Nella giornata di venerdì 13 ottobre, il Cio ha ufficializzato la presenza del baseball e del softball nel programma dei Giochi olimpici di Los Angeles 2028. Decisione annunciata, alla luce della valenza di cui gode questo sport nella società statunitense. Cionondimeno, è evidente come la disciplina sia un pesce fuor d’acqua nell’ambito a Cinque cerchi. O meglio, rappresenti un accessorio da indossare se l’occasione è propizia.

Avere un’edizione dei Giochi a Los Angeles consente di permettersi quello che per le Olimpiadi è un lusso.

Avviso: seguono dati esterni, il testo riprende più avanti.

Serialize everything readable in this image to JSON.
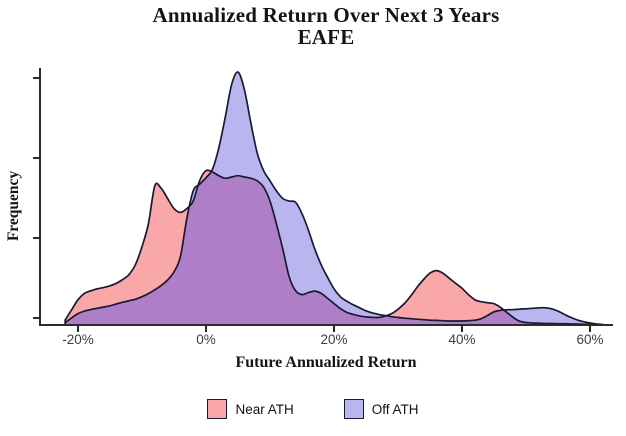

Giocare a baseball presuppone avere impianti a esso dedicati. Gli Stati Uniti ne hanno a bizzeffe, così come li aveva il Giappone. Viceversa, la Francia non è attrezzata per la pratica di uno sport che, peraltro, oltralpe non interessa. Ecco la ragione del continuo dentro-fuori. A Tokyo e in California la disciplina è seguita e genera indotto. A Parigi, no.

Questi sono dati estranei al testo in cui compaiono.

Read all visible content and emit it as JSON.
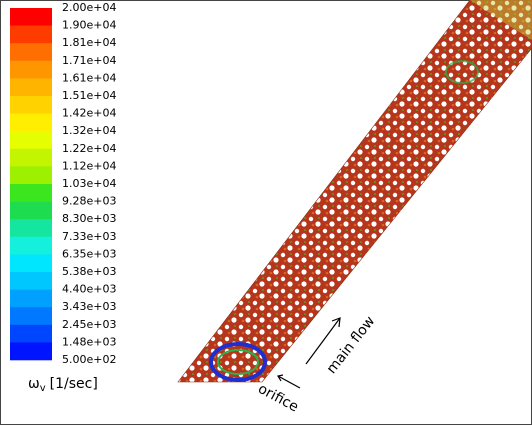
{
  "colorbar": {
    "labels": [
      "2.00e+04",
      "1.90e+04",
      "1.81e+04",
      "1.71e+04",
      "1.61e+04",
      "1.51e+04",
      "1.42e+04",
      "1.32e+04",
      "1.22e+04",
      "1.12e+04",
      "1.03e+04",
      "9.28e+03",
      "8.30e+03",
      "7.33e+03",
      "6.35e+03",
      "5.38e+03",
      "4.40e+03",
      "3.43e+03",
      "2.45e+03",
      "1.48e+03",
      "5.00e+02"
    ],
    "colors": [
      "#ff0000",
      "#ff3c00",
      "#ff6e00",
      "#ff9600",
      "#ffb400",
      "#ffd200",
      "#ffee00",
      "#e6ff00",
      "#c4f500",
      "#9cf000",
      "#3ce61e",
      "#1edc50",
      "#14e6a0",
      "#14f0dc",
      "#00e6ff",
      "#00c8ff",
      "#00a0ff",
      "#0078ff",
      "#0046ff",
      "#0014ff"
    ],
    "symbol": "ω",
    "subscript": "v",
    "unit": "[1/sec]"
  },
  "annotations": {
    "flow": "main flow",
    "orifice": "orifice"
  }
}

Non è un caso che il baseball (e la sua controparte femminile) siano presenti nel programma a corrente alternata. Tutto dipende da dove si svolgono i Giochi. Se sono in un Paese dotato di stadi e quel Paese è in grado di riempirli, allora lo si include. Al contrario, lo si esclude. Semplice. Un orpello, appunto. Un “di più” da aggiungere principalmente a uso e consumo di chi, le Olimpiadi, le organizza.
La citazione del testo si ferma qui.